The main speed-up comes from calling BooleanArray(..) instead of BooleanArray._from_sequence(..) (or in general with any other masked array class), because this generic _from_sequence has a lot of overhead (that adds up when calling it 250_000 times as in this example). To be able to use the main __init__, I added a version of mgr.as_array() to return separate data and mask arrays.

Further, after the arrays are constructed, the BlockManager construction can be optimized by passing verify_integrity=False and by knowing that we have all 1D EAs (so no need to do block dtype grouping etc).
Another tiny optimization is in the BooleanArray(..) to avoid creating a new dtype instance every time (this can easily be split of, we might want to do that generally for all primitive dtypes, and maybe rather in the init of the dtype)

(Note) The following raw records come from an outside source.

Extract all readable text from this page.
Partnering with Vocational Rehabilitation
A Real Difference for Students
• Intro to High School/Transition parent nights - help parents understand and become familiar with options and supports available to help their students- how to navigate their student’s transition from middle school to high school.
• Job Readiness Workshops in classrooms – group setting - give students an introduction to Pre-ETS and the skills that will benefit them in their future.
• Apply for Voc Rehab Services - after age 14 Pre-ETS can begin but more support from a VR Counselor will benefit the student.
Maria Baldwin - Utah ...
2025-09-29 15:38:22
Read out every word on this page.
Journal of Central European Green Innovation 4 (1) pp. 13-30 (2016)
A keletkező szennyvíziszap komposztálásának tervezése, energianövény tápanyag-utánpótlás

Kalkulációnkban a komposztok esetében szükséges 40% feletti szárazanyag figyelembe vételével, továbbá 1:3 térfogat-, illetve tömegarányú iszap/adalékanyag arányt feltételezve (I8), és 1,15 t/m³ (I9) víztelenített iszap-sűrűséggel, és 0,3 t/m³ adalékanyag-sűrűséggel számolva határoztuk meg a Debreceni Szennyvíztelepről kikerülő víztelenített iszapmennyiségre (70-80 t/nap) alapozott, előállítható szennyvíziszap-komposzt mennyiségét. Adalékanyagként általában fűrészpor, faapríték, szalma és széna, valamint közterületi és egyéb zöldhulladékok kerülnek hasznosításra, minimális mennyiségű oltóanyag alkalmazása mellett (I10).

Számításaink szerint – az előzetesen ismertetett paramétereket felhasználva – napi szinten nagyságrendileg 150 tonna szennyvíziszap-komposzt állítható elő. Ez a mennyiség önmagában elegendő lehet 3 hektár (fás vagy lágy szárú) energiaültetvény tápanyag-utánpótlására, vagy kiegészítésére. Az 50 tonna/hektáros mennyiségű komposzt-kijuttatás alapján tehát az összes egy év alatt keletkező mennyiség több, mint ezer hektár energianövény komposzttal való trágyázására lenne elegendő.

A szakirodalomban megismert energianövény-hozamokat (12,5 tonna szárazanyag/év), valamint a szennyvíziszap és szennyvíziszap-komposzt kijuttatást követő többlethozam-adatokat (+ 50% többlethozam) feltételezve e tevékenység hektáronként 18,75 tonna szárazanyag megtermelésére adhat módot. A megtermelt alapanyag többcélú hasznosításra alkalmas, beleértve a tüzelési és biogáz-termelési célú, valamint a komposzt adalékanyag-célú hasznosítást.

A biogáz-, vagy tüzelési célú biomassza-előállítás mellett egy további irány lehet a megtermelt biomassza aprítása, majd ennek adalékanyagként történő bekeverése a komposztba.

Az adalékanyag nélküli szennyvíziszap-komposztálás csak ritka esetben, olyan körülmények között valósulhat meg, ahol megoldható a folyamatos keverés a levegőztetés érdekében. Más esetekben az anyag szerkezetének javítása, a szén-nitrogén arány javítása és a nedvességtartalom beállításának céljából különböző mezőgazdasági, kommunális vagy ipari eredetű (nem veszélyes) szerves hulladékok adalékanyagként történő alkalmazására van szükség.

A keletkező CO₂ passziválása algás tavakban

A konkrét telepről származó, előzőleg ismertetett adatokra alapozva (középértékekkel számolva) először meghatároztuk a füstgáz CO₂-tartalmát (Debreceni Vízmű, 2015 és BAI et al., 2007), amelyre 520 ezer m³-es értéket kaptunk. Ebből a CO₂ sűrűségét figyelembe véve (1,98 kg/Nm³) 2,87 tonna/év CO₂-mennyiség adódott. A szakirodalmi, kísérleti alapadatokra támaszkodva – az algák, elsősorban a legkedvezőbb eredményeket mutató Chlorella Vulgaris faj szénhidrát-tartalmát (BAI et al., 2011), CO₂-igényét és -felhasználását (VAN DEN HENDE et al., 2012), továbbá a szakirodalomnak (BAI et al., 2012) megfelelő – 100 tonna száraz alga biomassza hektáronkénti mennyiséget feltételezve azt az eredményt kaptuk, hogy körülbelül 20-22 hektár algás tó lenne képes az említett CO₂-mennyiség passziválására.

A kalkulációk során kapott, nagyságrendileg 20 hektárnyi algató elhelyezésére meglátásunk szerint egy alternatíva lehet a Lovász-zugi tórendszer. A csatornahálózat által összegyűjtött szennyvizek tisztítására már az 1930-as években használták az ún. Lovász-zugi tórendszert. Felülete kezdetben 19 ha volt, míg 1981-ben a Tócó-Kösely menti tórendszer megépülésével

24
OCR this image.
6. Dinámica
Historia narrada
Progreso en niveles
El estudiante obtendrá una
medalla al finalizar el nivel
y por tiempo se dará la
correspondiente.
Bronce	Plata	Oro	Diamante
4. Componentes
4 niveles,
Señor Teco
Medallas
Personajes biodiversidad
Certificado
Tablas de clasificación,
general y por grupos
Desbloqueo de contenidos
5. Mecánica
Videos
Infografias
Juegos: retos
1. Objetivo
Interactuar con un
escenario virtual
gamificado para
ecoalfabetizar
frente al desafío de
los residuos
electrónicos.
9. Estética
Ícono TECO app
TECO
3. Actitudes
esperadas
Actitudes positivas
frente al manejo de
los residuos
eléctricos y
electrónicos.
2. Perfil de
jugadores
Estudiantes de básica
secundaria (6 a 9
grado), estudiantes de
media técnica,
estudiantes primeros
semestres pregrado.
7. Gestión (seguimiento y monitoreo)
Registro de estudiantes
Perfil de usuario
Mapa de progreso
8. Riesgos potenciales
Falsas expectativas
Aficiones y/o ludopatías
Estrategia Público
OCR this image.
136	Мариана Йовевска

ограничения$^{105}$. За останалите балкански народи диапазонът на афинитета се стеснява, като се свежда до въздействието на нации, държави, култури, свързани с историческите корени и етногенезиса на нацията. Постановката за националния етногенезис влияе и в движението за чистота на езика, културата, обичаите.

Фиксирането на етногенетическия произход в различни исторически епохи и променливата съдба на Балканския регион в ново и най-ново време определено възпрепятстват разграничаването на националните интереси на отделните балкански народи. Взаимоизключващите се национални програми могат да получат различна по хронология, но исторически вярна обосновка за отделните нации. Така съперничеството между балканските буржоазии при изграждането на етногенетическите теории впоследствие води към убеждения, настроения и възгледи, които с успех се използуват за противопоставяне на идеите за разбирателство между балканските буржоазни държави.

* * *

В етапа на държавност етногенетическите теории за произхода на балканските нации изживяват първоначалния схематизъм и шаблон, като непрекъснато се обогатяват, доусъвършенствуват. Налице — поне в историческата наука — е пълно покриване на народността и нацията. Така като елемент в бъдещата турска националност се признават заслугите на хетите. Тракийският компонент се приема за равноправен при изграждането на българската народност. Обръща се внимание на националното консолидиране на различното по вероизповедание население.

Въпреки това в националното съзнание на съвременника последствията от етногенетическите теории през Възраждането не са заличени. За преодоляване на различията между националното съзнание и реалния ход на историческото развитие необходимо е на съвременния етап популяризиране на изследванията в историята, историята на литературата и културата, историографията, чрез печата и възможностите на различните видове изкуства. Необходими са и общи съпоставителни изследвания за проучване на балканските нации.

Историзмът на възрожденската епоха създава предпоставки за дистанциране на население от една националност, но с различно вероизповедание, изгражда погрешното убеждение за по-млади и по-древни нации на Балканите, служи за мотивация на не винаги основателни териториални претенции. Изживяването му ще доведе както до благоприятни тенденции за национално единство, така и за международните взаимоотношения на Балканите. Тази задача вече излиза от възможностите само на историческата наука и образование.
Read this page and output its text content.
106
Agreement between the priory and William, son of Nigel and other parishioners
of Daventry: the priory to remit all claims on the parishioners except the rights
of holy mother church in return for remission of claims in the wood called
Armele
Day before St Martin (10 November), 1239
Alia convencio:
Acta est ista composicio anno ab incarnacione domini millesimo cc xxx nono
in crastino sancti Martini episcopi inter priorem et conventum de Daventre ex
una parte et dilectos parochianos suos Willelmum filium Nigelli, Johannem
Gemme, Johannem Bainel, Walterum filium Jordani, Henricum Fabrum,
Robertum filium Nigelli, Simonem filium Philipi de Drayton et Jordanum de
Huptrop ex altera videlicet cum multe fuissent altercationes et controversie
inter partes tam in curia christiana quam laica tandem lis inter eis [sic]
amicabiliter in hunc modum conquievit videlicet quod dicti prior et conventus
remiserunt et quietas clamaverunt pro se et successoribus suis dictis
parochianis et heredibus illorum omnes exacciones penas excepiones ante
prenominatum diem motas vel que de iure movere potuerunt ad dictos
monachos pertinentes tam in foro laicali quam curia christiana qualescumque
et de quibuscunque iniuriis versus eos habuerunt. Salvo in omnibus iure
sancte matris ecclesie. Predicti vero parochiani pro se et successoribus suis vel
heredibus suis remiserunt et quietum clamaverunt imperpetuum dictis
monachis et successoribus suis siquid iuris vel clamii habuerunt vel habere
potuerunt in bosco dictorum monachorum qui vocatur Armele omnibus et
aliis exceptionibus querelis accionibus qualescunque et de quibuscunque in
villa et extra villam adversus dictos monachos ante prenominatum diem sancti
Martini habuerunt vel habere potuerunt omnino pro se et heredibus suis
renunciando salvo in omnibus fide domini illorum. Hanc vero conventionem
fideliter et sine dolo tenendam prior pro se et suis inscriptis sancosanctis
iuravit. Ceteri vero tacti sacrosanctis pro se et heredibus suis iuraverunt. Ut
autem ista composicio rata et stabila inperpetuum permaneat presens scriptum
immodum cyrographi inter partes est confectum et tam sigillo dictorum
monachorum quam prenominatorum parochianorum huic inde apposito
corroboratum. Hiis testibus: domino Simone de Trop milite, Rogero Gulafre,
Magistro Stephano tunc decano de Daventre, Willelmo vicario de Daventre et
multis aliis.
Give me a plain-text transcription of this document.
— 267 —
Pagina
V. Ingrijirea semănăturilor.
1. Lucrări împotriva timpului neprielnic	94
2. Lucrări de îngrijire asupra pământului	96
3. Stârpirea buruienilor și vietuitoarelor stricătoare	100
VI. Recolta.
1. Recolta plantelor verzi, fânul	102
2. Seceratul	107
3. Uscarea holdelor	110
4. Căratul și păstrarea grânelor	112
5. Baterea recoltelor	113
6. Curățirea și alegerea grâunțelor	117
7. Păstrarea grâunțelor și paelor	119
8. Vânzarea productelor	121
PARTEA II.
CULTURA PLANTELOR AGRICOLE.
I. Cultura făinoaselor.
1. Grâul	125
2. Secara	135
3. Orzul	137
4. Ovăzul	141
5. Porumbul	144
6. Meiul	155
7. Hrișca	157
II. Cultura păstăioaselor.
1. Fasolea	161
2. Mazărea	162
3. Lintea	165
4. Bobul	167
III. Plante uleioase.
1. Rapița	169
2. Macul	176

jorisvandenbossche · 2023-03-20T12:24:56Z

pandas/core/frame.py

+            if isinstance(dtype, BaseMaskedDtype):
+                data, mask = self._mgr.as_array_masked()
+                new_values = [arr_type(data[i], mask[i]) for i in range(self.shape[0])]
+            else:
+                values = self.values
+                new_values = [
+                    arr_type._from_sequence(row, dtype=dtype) for row in values
+                ]


So this is the main change (bringing the large part of the speed-up for transpose)

jorisvandenbossche · 2023-03-20T12:29:55Z

pandas/core/frame.py

+        # if len(df._mgr) > 0:
+        #     common_dtype = find_common_type(list(df._mgr.get_dtypes()))
+        #     is_masked_ea = isinstance(common_dtype, BaseMaskedDtype)
+        #     is_np = isinstance(common_dtype, np.dtype)
+        # else:
+        #     common_dtype = None
+
+        # if axis == 1 and common_dtype and is_masked_ea:
+        #     data, mask = self._mgr.as_array_masked()
+        #     ea2d = common_dtype.construct_array_type()(data, mask)
+        #     result = ea2d._reduce(name, axis=axis, skipna=skipna, **kwds)
+        #     labels = self._get_agg_axis(axis)
+        #     result = self._constructor_sliced(result, index=labels, copy=False)
+        #     return result


@rhshadrach this relates to #51923, and making use of the as_array_masked added in this PR could be a potential different way of tackling it.

Manually running one of the benchmarks you mentioned in #51955 (the bottom row of - 8.94±0s 24.3±0.3ms 0.00 stat_ops.FrameOps.time_op('mean', 'Int64', 1)), with the above uncommented, I get:

In [1]: values = np.random.randn(100000, 4) ...: df = pd.DataFrame(values.astype(int)).astype("Int64") In [2]: %timeit df.mean(axis=1) 5.97 s ± 434 ms per loop (mean ± std. dev. of 7 runs, 1 loop each) # <-- main 1.74 ms ± 126 µs per loop (mean ± std. dev. of 7 runs, 100 loops each) # <-- PR

Now, this is probably a bit too optimistic, because the as_array_masked is currently assuming all the same dtypes, but with the use of find_common_type here, it would need to handle some extra cases as well. But in general it should also give a way to speed-up this specific case (while using the actual masked reduction implementations, which already support 2D with axis=1)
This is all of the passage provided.